From the start, Letty shows herself to be stubborn and driven, determined to succeed as a woman at Oxford and defy sexist expectations. However, the sheer gratefulness that she feels as a result of her admittance to Oxford, combined with the guilt of having benefited from her brother’s death, is partly what blinds her to the truth of Robin, Ramy, and Victoire’s experiences. In her view, they are lucky to be at Oxford at all; why rock the boat, or “bite the hand that feeds them”? Her insistence that they should be “grateful” highlights Letty’s misguided belief that being a woman at Oxford offers her insight into the struggles faced by the rest of her cohort. To her, their situations are the same; she doesn’t understand that, as people of color at a British institution that both needs and rejects them and exploits their homelands for profit, the other three feel a sense of complicity in their own dehumanization. This emphasis on gratitude also echoes the “civilizing mission” inherent in European colonialism in the 19th and 20th centuries—that is, countries such as Britain attempted to justify their violent oppression and exploitation of non-European nations by insisting it was their moral duty to "civilize" them, for which those nations should be grateful.

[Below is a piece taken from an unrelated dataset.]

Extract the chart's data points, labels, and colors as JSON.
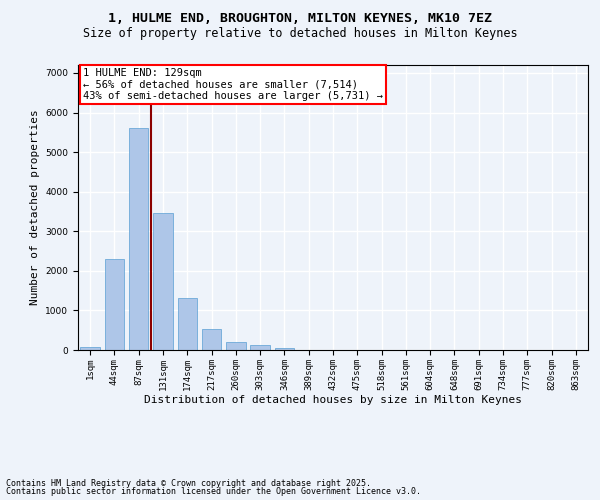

It’s clear, as the daughter of an admiral and from the way she speaks about the Empire, that Letty has internalized a sense of British superiority.

Letty demonstrates an innate understanding of, and adherence to, class and society, solidifying a clear dividing line between her and the others and foreshadowing her unwillingness to align herself with Hermes. Her class reflects her own complicity and the extent to which she benefits from, and is shielded by, the harm caused by the British Empire. Several times referred to as an “English rose,” Letty is unable to accept the harsh realities of injustice because of her privilege. Her attempts at altruism and kindness come off as patronizing, her insistence on “peaceful, respectable, civilized” resistance further proof of her loyalty to the Empire. Because British colonialism and institutionalized racism do not directly impact her, she ultimately chooses ignorance and complicity.

As a white woman, Letty is afforded far more leniency than the rest of her cohort. She is not identified as a person of interest in the murder of Professor Lovell, and despite everything, she is able to return to a society that never welcomed Robin, Ramy, or Victoire in the first place. By the novel’s end, she has fully convinced herself of the inevitability of the Empire and the fruitlessness of revolution, and Victoire, in the Epilogue, makes it clear she knows that her own survival threatens Letty’s worldview.